Monday, 1 February 2016

Review: Great Expectations by Charles Dickens

Title: Great Expectations
Author: Charles Dickens
Year: 1861
Publisher: Wordsworth Classics
Pages: 412

Great Expectations follows the orphan Pip, who lives with his sister, known as Mrs Joe, and her husband Joe. The novel is a classic example of the Bildungsroman, as it really describes Pip's development as a character. Still a kid, he is sent to London to be educated and turned into a true gentleman. We get to know him before, at the time of, and after the education. A lot happens in this novel, and one of the most influential events is at the very beginning: As a young boy he helps a convict escape by providing him with food and a file. It haunts him throughout his life, continuously thinking about the consequences of this act. But many more things happen: he meets interesting characters such as Miss Haversham, Pumblechoock, Herbert Pocket, and the enchanting Estella. He also redefines his relationship with people he already knew, and above all, he learns to know himself.

This was my first full length novel by Dickens. I picked this one as my first for two reasons: it's one of the most famous ones, as well as one of his shorter novels. Perhaps the latter shouldn't be a reason, and perhaps I should feel ashamed for admitting it, but come on, Dickens is intimidating as it is. So I started Great Expectations at the very beginning of the year, my first read of 2016.

To a certain extent, I regret reading this to set off my new year. I feel like a short but amazing read would have probably prevented the reading slump I was in for the month of January. For the past few years, there have been few months in which I only read one novel, but January 2016 was one of them. This was partly due to the fact that Great Expectations took me a long time to get through, just because I wasn't fully invested in the story, The beginning really did draw me in, and I loved it, but it gradually started to bore me. I didn't find the main character the most interesting one, and I was constantly longing to know more about side characters, while really only getting to know Pip. While Pip still is interesting, and a well-rounded character for sure, I wish more characters were described in great depth. For example, Miss Haversham, about whom, admittedly, we learn a lot, deserved a whole novel for her own story.

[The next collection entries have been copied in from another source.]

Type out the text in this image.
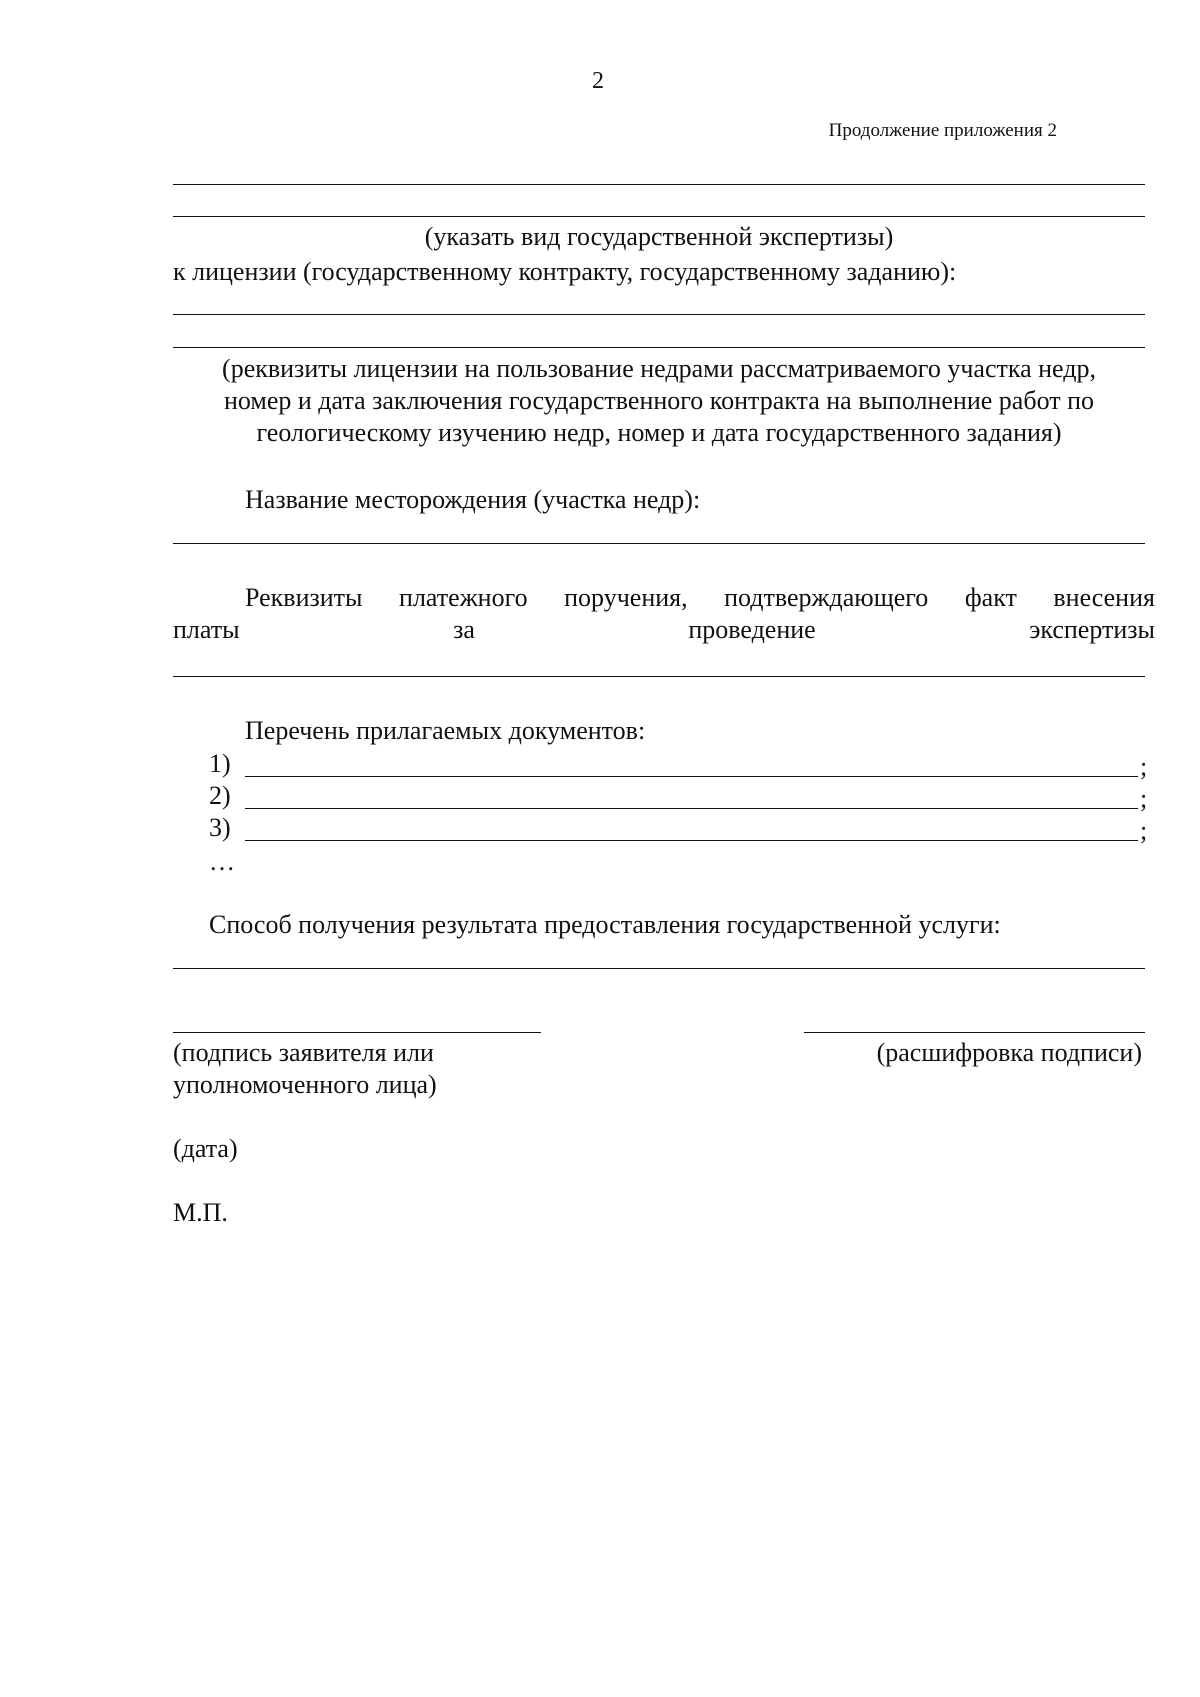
2
Продолжение приложения 2
(указать вид государственной экспертизы)
к лицензии (государственному контракту, государственному заданию):
(реквизиты лицензии на пользование недрами рассматриваемого участка недр,
номер и дата заключения государственного контракта на выполнение работ по
геологическому изучению недр, номер и дата государственного задания)
Название месторождения (участка недр):
Реквизиты платежного поручения, подтверждающего факт внесения
платы	за	проведение	экспертизы
Перечень прилагаемых документов:
1)	;
2)	;
3)	;
…
Способ получения результата предоставления государственной услуги:
(подпись заявителя или
уполномоченного лица)
(расшифровка подписи)
(дата)
М.П.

There's no doubt this novel is a classic. It's written beautifully and themes such as self-improvement and social class truly describe the troubles of nineteenth century England, But as a novel about ambition, about self-improvement, I was disappointed by how little the novel inspired me. It barred me as a reader, a writer and a critic. While reading it, I was constantly thinking about what to write in my review, and I just didn't know - what would I read afterwards, I didn't know - what did I think about this novel, I didn't know.

A couple of weeks after having finished the novel, letting it sink in, I know I enjoyed it. The story was good and solid, and I really enjoyed the reading. But I surely was disappointed by it. Nonetheless, I'm excited to read more Dickens, although I'm definitely going to wait a few months before I do.

As I said, I didn't read another novel after having read this. I started a few, but with each one, I was afraid it would disappoint me like Great Expectations did. After a while, I decided that perhaps, I just wasn't in the mood for reading, and I should let it go. So I did. I read a bit of nonfiction, a bit of philosophy, which did inspire me to write again, to follow my own ambitions. So I decided to start off February a little bit better: I read a few pages in a new book, I wrote this review, and I tidied the house. Sounds like the start of a good month. We'll see.